My dummy... an old Koo Sang teakwood model... has quite a bit if play in the arms. One thing I've considered is putting a piece of thin rubber, something like a short sleave cut from a piece of bicycle inner-tube aound the tenon (the square part of the arm that inserts into the socket). This would slightly reduce the play and perhaps reduce the noise which annoys my wife and my neighbors. Anybody try this?


----------



## zepedawingchun (Mar 1, 2011)

caesjong said:


> . . . .Suprisingly this stand has plenty of flex. Not from the slats but from the frame and base. . . . . .


 
Watching the video, I saw the frame moving.  That is why I made the comment about flex (spring).  I wouldn't call what it was doing flexing.  You need the dummy to spring, as you apply energy, it returns the energy you give it.  It must flex or spring with you, not just move.


----------



## wtxs (Mar 1, 2011)

zepedawingchun said:


> Watching the video, I saw the frame moving.  That is why I made the comment about flex (spring).  I wouldn't call what it was doing flexing.  You need the dummy to spring, as you apply energy, it returns the energy you give it.  It must flex or spring with you, not just move.
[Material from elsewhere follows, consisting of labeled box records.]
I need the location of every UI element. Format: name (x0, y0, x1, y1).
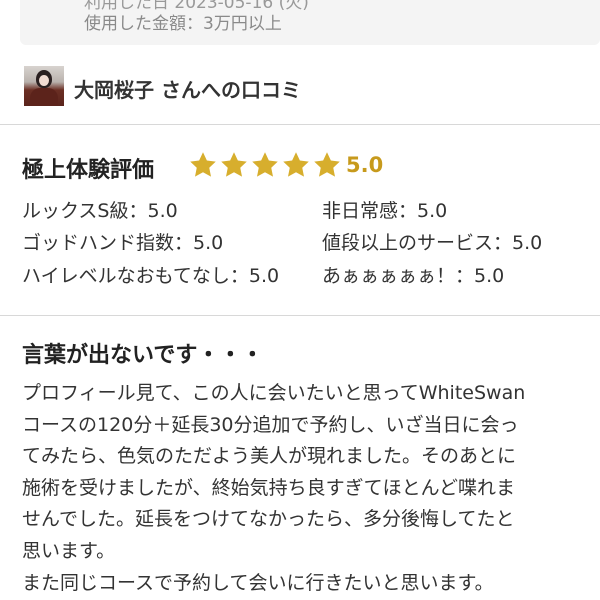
criteria-god-hand: ゴッドハンド指数：5.0 (22, 232, 224, 254)
rating-score: 5.0 (346, 153, 384, 177)
star-icon (314, 152, 340, 177)
star-icon (190, 152, 216, 177)
criteria-hospitality: ハイレベルなおもてなし：5.0 (22, 265, 280, 287)
rating-label: 極上体験評価 (22, 158, 155, 183)
star-rating (188, 150, 342, 180)
review-title: 言葉が出ないです・・・ (22, 343, 264, 368)
review-line: 施術を受けましたが、終始気持ち良すぎてほとんど喋れま (22, 476, 516, 499)
rating-header: 極上体験評価 5.0 (22, 150, 582, 183)
criteria-value: 値段以上のサービス：5.0 (322, 232, 543, 254)
divider (0, 315, 600, 316)
divider (0, 124, 600, 125)
review-line: プロフィール見て、この人に会いたいと思ってWhiteSwan (22, 382, 526, 404)
visit-info-box: 利用した日 2023-05-16 (火) 使用した金額：3万円以上 (20, 0, 600, 45)
criteria-ah: あぁぁぁぁぁ！：5.0 (322, 265, 505, 287)
star-icon (221, 152, 247, 177)
criteria-extraordinary: 非日常感：5.0 (322, 200, 448, 222)
review-body: プロフィール見て、この人に会いたいと思ってWhiteSwan コースの120分＋… (22, 378, 594, 599)
review-line: コースの120分＋延長30分追加で予約し、いざ当日に会っ (22, 413, 519, 436)
star-icon (283, 152, 309, 177)
avatar[interactable] (24, 66, 64, 106)
review-line: 思います。 (22, 539, 116, 562)
criteria-looks: ルックスS級：5.0 (22, 200, 178, 222)
reviewer-header: 大岡桜子 さんへの口コミ (24, 66, 584, 106)
review-target-title: 大岡桜子 さんへの口コミ (74, 78, 301, 102)
review-line: てみたら、色気のただよう美人が現れました。そのあとに (22, 445, 517, 468)
star-icon (252, 152, 278, 177)
review-line: せんでした。延長をつけてなかったら、多分後悔してたと (22, 508, 515, 531)
amount-spent-text: 使用した金額：3万円以上 (84, 14, 282, 34)
review-line: また同じコースで予約して会いに行きたいと思います。 (22, 571, 494, 594)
I'm assuming what you are referring to the forward and backward spring/bouncing motions of the jong .. yes?


----------



## zepedawingchun (Mar 1, 2011)

wtxs said:


> I'm assuming what you are referring to the forward and backward spring/bouncing motions of the jong .. yes?


 
Yes, the forward and backward moving and shaking and bouncing. . . . . there is no springing.


----------



## wtxs (Mar 1, 2011)

zepedawingchun said:


> Yes, the forward and backward moving and shaking and bouncing. . . . . there is no springing.



I "spar with you" :boxing: cause there IS spring action going on there.  When you hit/punch/palm the jong in an straight line, the impact cause it to move backward (displacement), ... and does it not SPRRRING back to its original position when the force had dissipated ... visualize releasing an compressed SPRING.


----------



## zepedawingchun (Mar 2, 2011)

wtxs said:


> I "spar with you" :boxing: cause there IS spring action going on there. When you hit/punch/palm the jong in an straight line, the impact cause it to move backward (displacement), ... and does it not SPRRRING back to its original position when the force had dissipated ... visualize releasing an compressed SPRING.


 
I can, I do, and I have visualized and I'm sorry wtxs, what that dummy is doing is not springing, but shaking or swinging. I've played with enough solidly mounted and free standing jongs (almost 30 years) to know the difference just by looking at it's movement. It does not spring back. Yes it returns, most likely because it has no where else to go. And it is free standing, so the base is probably lifting in the front (look at it, not big enough for the person to stand on it when practicing) a 1/4 of an inch off the soft ground (look at the surroundings) and then returns quickly. But what it is doing is not springing back. When a jong springs back. it should practically stick to you. This jong returns about quarter of a tick (1/8 - 1/4 second) back to it's original position, which is upright.

Look at the rails that hold the jong and where they are mounted to the frame. There is no flex (which causes the springing action I'm talking about) because where they are mounted is too close to the jong. From the dummy to the frame the rail is too short. So the only other place the jong has to flex is the frame. Now look really good at how sturdy the frame is. There is no way you of I could get the frame to flex or spring considering how sturdy it is by just striking the jong. But the base will move and shake because it is not solidly mounted. The dummy and frame are not heavy enough to prevent the metal(?) base from lifting and swaying when contacted with a decent amount of force. The movement you see is because the frame is mounted in one location on each side of the base which allows the frame and base to lift or swing when force is applied. Remember the old toy saying, 'Weebles wobble but they don't fall down!'. He just has a big weeble.


----------



## wtxs (Mar 2, 2011)

zepedawingchun said:


> This jong returns about quarter of a tick (1/8 - 1/4 second) back to it's original position, which is upright.



However minute, it spring sprang sprung back to its original position ... Just playing with you man ...


----------



## zepedawingchun (Mar 3, 2011)

wtxs said:


> However minute, it spring sprang sprung back to its original position ... Just playing with you man ...


 
I would call it a wobble (back at you).


----------